The point where the things are getting messy is when we come to the problem of inference (inverse probability), where we want to make statements about the relative probability of alternative probabilistic hypotheses (differing in parameters or structure) based on observed outcomes, not knowing in advance how many alternative hypotheses there are and whether the “true” model is in our list.

This is the point where the three main modes of statistics (Frequentist, MLE, Bayes) have advocated different approaches. In that respect, I guess one could conclude that statistics “lacks a sound philosophical basis”, but I personally prefer to think of these three approaches as three indicators that are consistent by definition, but simply report different things. They only appear inconsistent when it is wrongly assumed that they report the same thing, namely the probability of a model to be “true” in an absolute sense, which is actually provided by none of them.

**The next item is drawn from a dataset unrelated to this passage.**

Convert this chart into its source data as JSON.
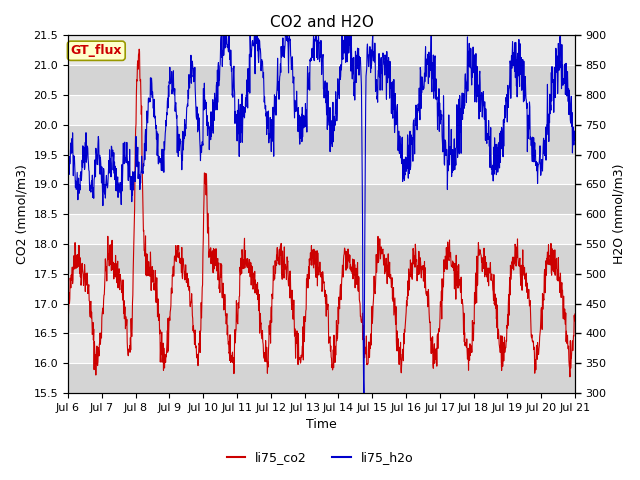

I’d be really glad to be able to point to a comprehensible and at the same time mathematically precise review paper on the mathematical / philosophical differences and the historical reasons for going from the Bayesian approach to MLE and the frequentist view, but I haven’t found one so far (any suggestions appreciated). As far as MLE is concerned, I still find the original reference by Fisher one of the best accounts of the reasons for going from Bayes to the MLE view, where Fisher clearly rejects interpreting the integrals of the Likelihood as probabilities and therefore sets to the cornerstones for the current MLE framework with likelihood ratio tests etc (see p. 326).

Fisher, R. A. (1922) On the mathematical foundations of theoretical statistics. Philos. T. Roy. Soc. A., 222, 309-368.